DIPA : copie à revoir !

2 septembre 2021
C'est une douche froide pour plus de la moitié des chirurgiens-dentistes : plus d’un an après avoir perçu des aides compensatoires visant à les aider à faire face aux charges fixes de leur cabinet (DIPA), les professionnels de santé viennent d’être informés des demandes de régularisation de la part de l’Assurance maladie. Alors que la plupart attendait des versements complémentaires, beaucoup doivent finalement rembourser une partie de l’aide perçue, voire sa totalité, tandis que d'autres reçoivent beaucoup moins qu’attendu.

cp

En mai 2020, l’Assurance maladie met en place une aide pour les professionnels de santé conventionnés, économiquement pénalisés par le confinement : le Dispositif d'Indemnisation de la Perte d'Activité (DIPA). Instauré dans l’urgence, il faut attendre le 30 décembre 2020 pour que ses contours soient enfin précisés, grâce au décret n°2020-1807 qui en fixe les modalités de calcul.

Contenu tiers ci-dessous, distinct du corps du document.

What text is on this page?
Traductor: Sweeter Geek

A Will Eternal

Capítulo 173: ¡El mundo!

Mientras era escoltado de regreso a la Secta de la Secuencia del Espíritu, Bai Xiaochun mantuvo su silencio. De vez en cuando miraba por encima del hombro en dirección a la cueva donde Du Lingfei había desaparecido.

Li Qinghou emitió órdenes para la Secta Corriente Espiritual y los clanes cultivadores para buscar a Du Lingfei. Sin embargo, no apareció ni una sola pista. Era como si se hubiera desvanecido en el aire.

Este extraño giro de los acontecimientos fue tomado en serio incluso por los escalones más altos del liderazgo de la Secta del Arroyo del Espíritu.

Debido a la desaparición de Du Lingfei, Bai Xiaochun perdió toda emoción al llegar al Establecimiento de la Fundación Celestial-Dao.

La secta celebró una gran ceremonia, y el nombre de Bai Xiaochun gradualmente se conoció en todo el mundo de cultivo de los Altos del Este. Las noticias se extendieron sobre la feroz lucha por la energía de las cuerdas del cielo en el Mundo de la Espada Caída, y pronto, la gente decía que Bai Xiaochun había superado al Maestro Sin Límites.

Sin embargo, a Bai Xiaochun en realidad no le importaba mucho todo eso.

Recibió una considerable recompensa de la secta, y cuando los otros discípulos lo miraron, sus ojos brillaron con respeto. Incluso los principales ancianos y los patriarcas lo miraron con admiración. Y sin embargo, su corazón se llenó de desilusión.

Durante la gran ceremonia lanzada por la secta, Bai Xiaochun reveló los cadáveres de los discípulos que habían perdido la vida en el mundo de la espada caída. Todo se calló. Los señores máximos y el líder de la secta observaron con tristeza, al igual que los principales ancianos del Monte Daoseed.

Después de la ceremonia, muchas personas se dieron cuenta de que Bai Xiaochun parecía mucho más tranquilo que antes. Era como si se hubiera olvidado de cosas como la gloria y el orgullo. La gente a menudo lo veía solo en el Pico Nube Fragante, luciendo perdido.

Le Président des Chirurgiens-Dentistes de France, Thierry Soulié, alerte alors Thomas Fatome, le Directeur de l’Assurance maladie. Loin de contester le principe de régularisation, prévu dès le départ, il relève cependant les lacunes de la méthode de globalisation mise en place, qui pénalise fortement les chirurgiens-dentistes ayant repris une forte activité à la sortie du confinement. « A travers cette méthode, on punit les chirurgiens-dentistes qui ont cumulé les heures pour recevoir davantage de patients, et tenter de compenser le retard accumulé pendant les deux mois de fermeture », s’insurge Thierry Soulié…

Les CDF demandent donc à l’Assurance maladie de revoir la méthode de calcul mise en place, pour une régularisation plus juste et plus cohérente.